Data Modeling in the Brave New Lakehouse World
It is a Brave New World out there these days. The new tools and features come out faster than your mom on Sunday morning getting you ready for church. The same goes for the context and advice being produced on a myriad of platforms, the ole’ Like and Subscribe, and all that bit. It does make you wonder after a while, what you can trust, who has your best interest in mind, and who is selling you a bottle of snake oil, doesn’t it?
Today we talk about Data Modeling. Specifically Data Modeling in the new world we all live in christened The Lakehouse by our benevolent Vender Overlords.
Data Modeling is an art, not a science.
Let’s be clear here … we are talking about the Lakehouse … the cloud storage-backed, open-source storage format buggery that has become near and dear to us all. Delta Lake, Iceberg, whatever. We are not talking about Postgres or other RDBMs systems.
Relational Databases are not as forgiving as our Lakehouse. In the SQL Server, MySQL, or Postgres world you need to normalize the data, create minute indexes for every case, throw salt over your left shoulder, and spit on the ground to get those queries singing a fine tune.
Not so much with Spark + Lakehouse. That stuff don’t matter anymore.
Honestly, things have almost atrophied in Data Modeling with the advent of the Lakehouse, we’ve gone backward. Before we used to have to be careful, spending days coming up with the perfect DDL and indexes to support what had to be done. Today we can throw Spark on top of a pile o’ crap and it does wonders.
The Great Amalgamation of Data Modeling.
We are no longer enthralled by some terrible DBA who comes stalking out of the basement looking for our blood because we didn’t do something “Kimball” style. Those names like Inmon and Kimball that were once lauded as Demi-Gods sent from above to use mere mortals have all but lost their potent power with the next generation of Data folk. It is truly a Brave New World.
How I Data Model in the Brave New Lakehouse World.
Well, after all that huffing and puffing I should probably tell you how I go about Data Modeling in the Lakehouse. It is pretty much a combination of all of what has come before, a true hot pot of delicious meats I’ve picked and chosen from wherever I please.

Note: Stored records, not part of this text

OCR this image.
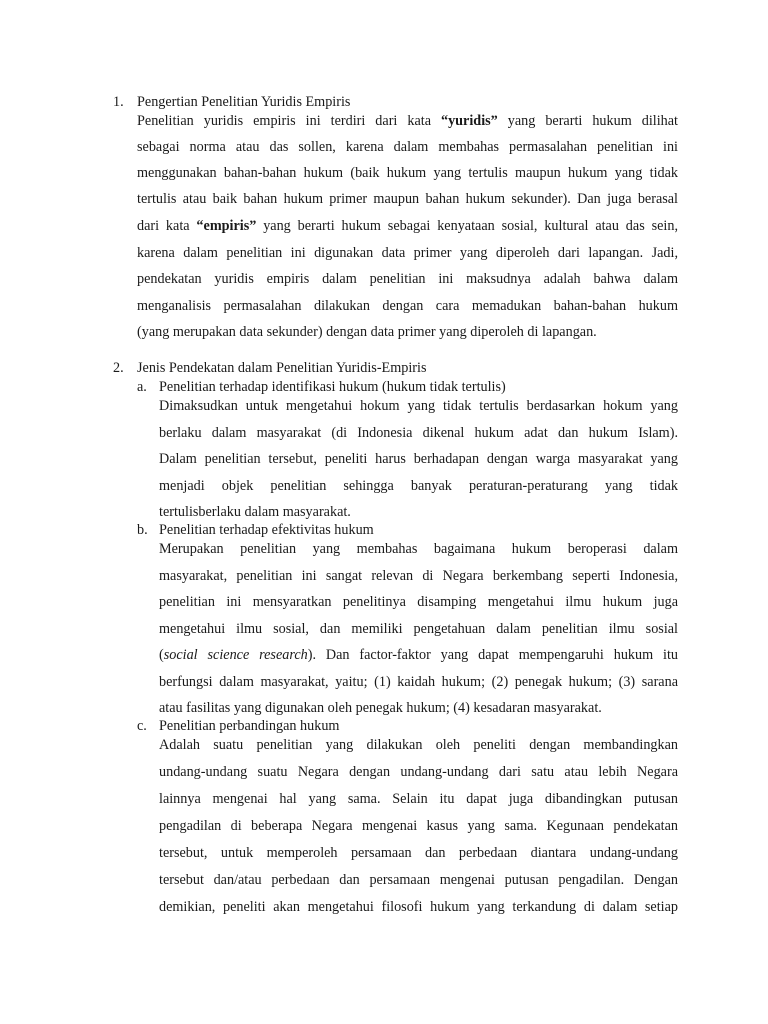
1. Pengertian Penelitian Yuridis Empiris
Penelitian yuridis empiris ini terdiri dari kata “yuridis” yang berarti hukum dilihat
sebagai norma atau das sollen, karena dalam membahas permasalahan penelitian ini
menggunakan bahan-bahan hukum (baik hukum yang tertulis maupun hukum yang tidak
tertulis atau baik bahan hukum primer maupun bahan hukum sekunder). Dan juga berasal
dari kata “empiris” yang berarti hukum sebagai kenyataan sosial, kultural atau das sein,
karena dalam penelitian ini digunakan data primer yang diperoleh dari lapangan. Jadi,
pendekatan yuridis empiris dalam penelitian ini maksudnya adalah bahwa dalam
menganalisis permasalahan dilakukan dengan cara memadukan bahan-bahan hukum
(yang merupakan data sekunder) dengan data primer yang diperoleh di lapangan.
2. Jenis Pendekatan dalam Penelitian Yuridis-Empiris
a. Penelitian terhadap identifikasi hukum (hukum tidak tertulis)
Dimaksudkan untuk mengetahui hokum yang tidak tertulis berdasarkan hokum yang
berlaku dalam masyarakat (di Indonesia dikenal hukum adat dan hukum Islam).
Dalam penelitian tersebut, peneliti harus berhadapan dengan warga masyarakat yang
menjadi objek penelitian sehingga banyak peraturan-peraturang yang tidak
tertulisberlaku dalam masyarakat.
b. Penelitian terhadap efektivitas hukum
Merupakan penelitian yang membahas bagaimana hukum beroperasi dalam
masyarakat, penelitian ini sangat relevan di Negara berkembang seperti Indonesia,
penelitian ini mensyaratkan penelitinya disamping mengetahui ilmu hukum juga
mengetahui ilmu sosial, dan memiliki pengetahuan dalam penelitian ilmu sosial
(social science research). Dan factor-faktor yang dapat mempengaruhi hukum itu
berfungsi dalam masyarakat, yaitu; (1) kaidah hukum; (2) penegak hukum; (3) sarana
atau fasilitas yang digunakan oleh penegak hukum; (4) kesadaran masyarakat.
c. Penelitian perbandingan hukum
Adalah suatu penelitian yang dilakukan oleh peneliti dengan membandingkan
undang-undang suatu Negara dengan undang-undang dari satu atau lebih Negara
lainnya mengenai hal yang sama. Selain itu dapat juga dibandingkan putusan
pengadilan di beberapa Negara mengenai kasus yang sama. Kegunaan pendekatan
tersebut, untuk memperoleh persamaan dan perbedaan diantara undang-undang
tersebut dan/atau perbedaan dan persamaan mengenai putusan pengadilan. Dengan
demikian, peneliti akan mengetahui filosofi hukum yang terkandung di dalam setiap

I will just give you a bullet list of what I do.
- Throw the Bronze, Silver, and Gold modeling material out the window for the dogs.
- Spend a fair amount of time trying to understand the Partitions or the Clustering Keys for the dataset.
- this could be time series-based… (year, month, day, time, etc)
- Much like the old days spend some time understanding the queries or use cases for the said data set.
- What will be filtered on, searched for etc.
- Stick with the classic Kimball-style Data Warehouse design of …
- “staging” or raw tables
- decide if a data set is a FACT or DIMENSION
- Is it quickly accumulating non-changing (FACT) data, or not so fast growing and slowly morphing/descriptive (DIMENSION) data.
- Keep tables wide … no OVER-normalization of datasets
- the less joins Spark has to do the better
- Study the Data Types carefully
- try to make sure JOIN keys for datasets are not string etc.
- Understand the Uniqueness (what used to be known to the old Mountain Men as Primary Key) for each dataset.
Doing these simple and time/battle tested things will lead to success at pretty much all levels. You will understand the datasets and their use cases well enough by doing the above. The data model will be simple enough that you won’t have to do 15 joins and 3 backflips inside Spark to get what you want.
And, most important of all …. it’s SIMPLE.
I don’t have to argue with anyone about normalization methods, I can ignore useless Silver layers that rack up storage and compute costs, I have OBVIOUS (even to non-engineers) Fact and Dimension tables that are self-explanatory to even casual users.
It requires no ERD diagrams designed by overpaid and useless “architects.”
When you find yourself in some strange Brave New World …
So next time you get confused and these modern Lakehouses that have come to save the world and bring us to paradise, you don’t know who to listen too … I have a suggestion.
Do what you understand and what is simple and has been used for ages. Pick and choose. Take good ideas from all sources and throw them in the pot … give it a good shake, and go on your way.